**Skills demonstrated**

* Ability to use python to import, inspect, and organize data.
* Ability to organise and communicate key information.

In [None]:
import pandas as pd
import numpy as np

In [None]:
# Loading dataset into dataframe
df = pd.read_csv('/kaggle/input/waze-dataset-to-predict-user-churn/waze_dataset.csv')

In [None]:
df.head(10)

In [None]:
df.info()

**OBSERVATION:** The dataset has 700 missing values in the `label` column

In [None]:
# Isolating rows with null values
null_df = df[df['label'].isnull()]

# Display summary stats of rows with null values
null_df.describe()

In [None]:
# Isolating rows without null values
null_df = df[~df['label'].isnull()]

# Displaying summary stats of rows without null values
null_df.describe()

**OBSERVATION:** There doesn't seem to be any discernible difference between the two populations

In [None]:
# Getting count of null values by device
null_df['device'].value_counts()

In [None]:
# Calculating % of iPhone nulls and Android nulls
null_df['device'].value_counts(normalize=True)

In [None]:
# Calculating % of iPhone users and Android users in full dataset
df['device'].value_counts(normalize=True)

The percentage of missing values by each device is consistent with their representation in the data overall.

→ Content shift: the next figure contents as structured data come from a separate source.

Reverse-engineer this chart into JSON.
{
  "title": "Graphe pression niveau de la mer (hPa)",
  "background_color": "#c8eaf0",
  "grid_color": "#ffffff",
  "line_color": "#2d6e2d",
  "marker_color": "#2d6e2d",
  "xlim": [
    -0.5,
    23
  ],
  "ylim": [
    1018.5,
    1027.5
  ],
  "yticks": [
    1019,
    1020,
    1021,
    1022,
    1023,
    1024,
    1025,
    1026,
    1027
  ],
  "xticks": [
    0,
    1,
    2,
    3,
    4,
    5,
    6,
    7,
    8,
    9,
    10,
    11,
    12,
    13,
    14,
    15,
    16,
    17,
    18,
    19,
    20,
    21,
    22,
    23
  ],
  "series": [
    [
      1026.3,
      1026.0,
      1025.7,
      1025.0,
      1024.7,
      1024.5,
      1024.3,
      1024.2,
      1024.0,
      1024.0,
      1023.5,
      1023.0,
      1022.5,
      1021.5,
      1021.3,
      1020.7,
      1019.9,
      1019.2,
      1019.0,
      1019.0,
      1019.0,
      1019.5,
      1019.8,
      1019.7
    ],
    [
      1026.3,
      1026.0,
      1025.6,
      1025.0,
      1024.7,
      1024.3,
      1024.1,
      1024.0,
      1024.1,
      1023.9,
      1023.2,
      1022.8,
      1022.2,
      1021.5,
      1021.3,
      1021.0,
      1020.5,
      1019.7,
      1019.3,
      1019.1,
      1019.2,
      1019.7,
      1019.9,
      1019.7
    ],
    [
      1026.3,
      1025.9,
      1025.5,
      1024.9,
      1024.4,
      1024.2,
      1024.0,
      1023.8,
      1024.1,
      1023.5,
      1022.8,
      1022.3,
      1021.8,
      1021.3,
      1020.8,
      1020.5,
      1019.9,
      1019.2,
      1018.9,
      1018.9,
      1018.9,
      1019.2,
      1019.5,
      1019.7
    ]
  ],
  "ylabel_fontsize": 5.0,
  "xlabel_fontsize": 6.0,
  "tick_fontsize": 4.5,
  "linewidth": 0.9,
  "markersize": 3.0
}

There is nothing to suggest a non-random cause of the missing data.

In [None]:
# Calculating counts of churned vs. retained
df['label'].value_counts()
df['label'].value_counts(normalize=True)


In [None]:
# Calculating median values of all columns for churned and retained users
df.groupby('label').median(numeric_only=True)

This offers an interesting snapshot of the two groups, churned vs. retained:

Users who churned averaged ~3 more drives in the last month than retained users, but retained users used the app on over twice as many days as churned users in the same time period.

The median churned user drove ~200 more kilometers and 2.5 more hours during the last month than the median retained user.

It seems that churned users had more drives in fewer days, and their trips were farther and longer in duration. Perhaps this is suggestive of a user profile. Continue exploring!

In [None]:
# Grouping data by `label` and calculate the medians
mediansByLabel = df.groupby('label').median(numeric_only=True)
print("Median km per drive")

# Dividing the median distance by median number of drives
mediansByLabel['driven_km_drives'] / mediansByLabel['drives']

In [None]:
# Dividing the median distance by median number of driving days
print("Median km per driving day")
mediansByLabel['driven_km_drives'] / mediansByLabel['driving_days']

In [None]:
# Divide the median number of drives by median number of driving days
print("Median number of drives per driving day")
mediansByLabel['drives'] / mediansByLabel['driving_days']

The median user who churned drove 608 kilometers each day they drove last month, which is almost 250% the per-drive-day distance of retained users. The median churned user had a similarly disproporionate number of drives per drive day compared to retained users.

It is clear from these figures that, regardless of whether a user churned or not, the users represented in this data are serious drivers! It would probably be safe to assume that this data does not represent typical drivers at large. Perhaps the data&mdash;and in particular the sample of churned users&mdash;contains a high proportion of long-haul truckers.

In consideration of how much these users drive, it would be worthwhile to recommend to Waze that they gather more data on these super-drivers. It's possible that the reason for their driving so much is also the reason why the Waze app does not meet their specific set of needs, which may differ from the needs of a more typical driver, such as a commuter.

In [None]:
# For each label, calculating the number of Android users and iPhone users
df.groupby('label')['device'].value_counts()

In [None]:
# For each label, calculating the percentage of Android users and iPhone users
df.groupby('label')['device'].value_counts(normalize=True)

The ratio of iPhone users and Android users is consistent between the churned group and the retained group, and those ratios are both consistent with the ratio found in the overall dataset.